Module Aims:
This core module aims to introduce students to the R language and environment for statistical computing and graphics accessed through the R studio console. Introductory sessions will explain the fundamental concepts that underpin R and the basics of coding in R. Subsequent sessions will teach the principles of data carpentry, data summarisation and data visualisation. The importance of replicability and how to achieve this will be emphasised. The module also revises and applies some epidemiological concepts covered earlier in the course.
Module Learning Outcomes:
By the end of the module, students should be able to:
1. Understand the rationale for replicable data analysis
2. Understand the concept of object oriented programming
3. Understand the basics of vectors and matrices and how to manipulate them in R
4. Create a simple function
5. Import and clean a data file
6. Manipulate data using the key ‘tidyverse’ functions filter(), mutate(), select(), arrange(), group_by()

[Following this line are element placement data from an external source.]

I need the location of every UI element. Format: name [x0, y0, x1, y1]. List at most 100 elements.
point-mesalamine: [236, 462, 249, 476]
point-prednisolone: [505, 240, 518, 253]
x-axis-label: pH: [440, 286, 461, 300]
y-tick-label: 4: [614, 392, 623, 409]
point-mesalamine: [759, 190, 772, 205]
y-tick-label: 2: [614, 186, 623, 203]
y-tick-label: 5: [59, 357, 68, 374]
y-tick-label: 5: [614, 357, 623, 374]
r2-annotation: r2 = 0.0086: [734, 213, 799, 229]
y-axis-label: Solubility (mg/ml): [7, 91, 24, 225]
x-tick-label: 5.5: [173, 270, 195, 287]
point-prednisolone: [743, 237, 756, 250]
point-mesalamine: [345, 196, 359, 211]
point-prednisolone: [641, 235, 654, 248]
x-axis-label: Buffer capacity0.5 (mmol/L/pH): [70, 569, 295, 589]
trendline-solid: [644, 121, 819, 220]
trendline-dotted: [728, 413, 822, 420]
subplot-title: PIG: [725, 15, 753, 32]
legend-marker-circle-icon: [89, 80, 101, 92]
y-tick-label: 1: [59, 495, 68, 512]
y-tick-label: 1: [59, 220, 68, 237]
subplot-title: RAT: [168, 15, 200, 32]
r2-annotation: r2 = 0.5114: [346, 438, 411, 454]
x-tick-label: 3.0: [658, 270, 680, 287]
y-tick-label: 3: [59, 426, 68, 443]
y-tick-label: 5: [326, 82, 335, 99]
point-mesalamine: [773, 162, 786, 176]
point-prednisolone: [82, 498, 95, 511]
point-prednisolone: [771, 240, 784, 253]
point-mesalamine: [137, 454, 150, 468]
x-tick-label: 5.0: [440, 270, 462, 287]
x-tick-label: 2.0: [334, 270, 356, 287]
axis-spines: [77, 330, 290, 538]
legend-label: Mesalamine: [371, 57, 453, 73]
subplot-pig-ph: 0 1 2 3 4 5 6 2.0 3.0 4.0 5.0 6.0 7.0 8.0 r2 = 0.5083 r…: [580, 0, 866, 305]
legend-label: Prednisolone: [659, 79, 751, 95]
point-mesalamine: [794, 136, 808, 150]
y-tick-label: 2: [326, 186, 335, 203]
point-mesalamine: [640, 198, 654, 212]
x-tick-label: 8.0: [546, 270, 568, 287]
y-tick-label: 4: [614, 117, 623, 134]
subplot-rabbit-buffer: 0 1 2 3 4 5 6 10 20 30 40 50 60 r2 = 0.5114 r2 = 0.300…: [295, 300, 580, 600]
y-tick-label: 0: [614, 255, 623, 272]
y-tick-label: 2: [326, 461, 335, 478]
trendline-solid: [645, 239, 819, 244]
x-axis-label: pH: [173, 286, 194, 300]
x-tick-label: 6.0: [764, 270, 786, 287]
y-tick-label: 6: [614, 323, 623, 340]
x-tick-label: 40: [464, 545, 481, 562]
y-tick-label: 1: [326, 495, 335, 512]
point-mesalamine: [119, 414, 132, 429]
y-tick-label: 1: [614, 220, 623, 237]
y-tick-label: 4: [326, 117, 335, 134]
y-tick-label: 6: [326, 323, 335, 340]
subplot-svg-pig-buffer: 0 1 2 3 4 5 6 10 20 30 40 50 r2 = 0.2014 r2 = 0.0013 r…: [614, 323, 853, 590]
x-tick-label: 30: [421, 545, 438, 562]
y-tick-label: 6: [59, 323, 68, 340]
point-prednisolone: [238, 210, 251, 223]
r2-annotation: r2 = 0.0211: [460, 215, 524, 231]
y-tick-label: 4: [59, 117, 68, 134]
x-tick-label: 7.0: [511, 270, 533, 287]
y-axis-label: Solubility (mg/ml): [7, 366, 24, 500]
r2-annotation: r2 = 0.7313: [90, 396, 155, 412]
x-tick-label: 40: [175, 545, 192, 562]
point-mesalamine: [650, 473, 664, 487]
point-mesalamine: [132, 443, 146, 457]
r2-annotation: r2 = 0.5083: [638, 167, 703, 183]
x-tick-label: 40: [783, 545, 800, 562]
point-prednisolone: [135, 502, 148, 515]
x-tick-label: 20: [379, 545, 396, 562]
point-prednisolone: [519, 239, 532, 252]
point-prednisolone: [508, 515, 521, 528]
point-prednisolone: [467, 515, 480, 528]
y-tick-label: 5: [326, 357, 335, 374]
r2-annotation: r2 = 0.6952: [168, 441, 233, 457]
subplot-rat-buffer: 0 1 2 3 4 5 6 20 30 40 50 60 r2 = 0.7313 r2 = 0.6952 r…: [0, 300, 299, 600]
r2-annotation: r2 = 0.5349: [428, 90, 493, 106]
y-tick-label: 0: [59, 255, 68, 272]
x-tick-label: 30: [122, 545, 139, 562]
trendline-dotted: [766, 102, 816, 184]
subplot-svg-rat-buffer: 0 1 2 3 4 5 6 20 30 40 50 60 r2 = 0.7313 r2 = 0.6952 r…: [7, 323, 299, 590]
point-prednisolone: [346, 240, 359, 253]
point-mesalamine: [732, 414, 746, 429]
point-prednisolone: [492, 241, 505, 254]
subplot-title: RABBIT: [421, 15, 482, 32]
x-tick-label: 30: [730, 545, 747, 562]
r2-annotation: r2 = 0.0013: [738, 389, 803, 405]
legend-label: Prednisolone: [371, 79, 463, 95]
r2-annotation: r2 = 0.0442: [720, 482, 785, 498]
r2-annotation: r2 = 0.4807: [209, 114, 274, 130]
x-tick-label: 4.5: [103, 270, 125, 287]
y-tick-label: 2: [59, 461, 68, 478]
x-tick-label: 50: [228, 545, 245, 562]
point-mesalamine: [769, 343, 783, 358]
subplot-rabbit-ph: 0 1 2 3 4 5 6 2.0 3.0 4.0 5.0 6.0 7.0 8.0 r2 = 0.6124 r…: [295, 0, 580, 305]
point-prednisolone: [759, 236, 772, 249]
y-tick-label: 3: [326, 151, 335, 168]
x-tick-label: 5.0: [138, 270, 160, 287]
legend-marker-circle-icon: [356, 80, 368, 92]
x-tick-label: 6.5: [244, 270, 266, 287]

7. Learn principles of data summarisation and visualisation
8. Effectively summarise data/results using a table
9. Effectively summarise data in a graph using ggplot()
Pre-requisites:
R and R Studio installed on computers.
Basic skills in mathematics
Understand the principles of direct standardisation of incidence rates.
Teaching Strategy:
Lectures with embedded practical exercises used to develop basic data handling and analysis skills using the ‘tidyverse’ suite of packages from R implemented in R Studio.
Assessment:
Take-home assignment involving importing and manipulation of multiple data files in order to generate summary figures and tables.
Module Length: 5 days over 4 weeks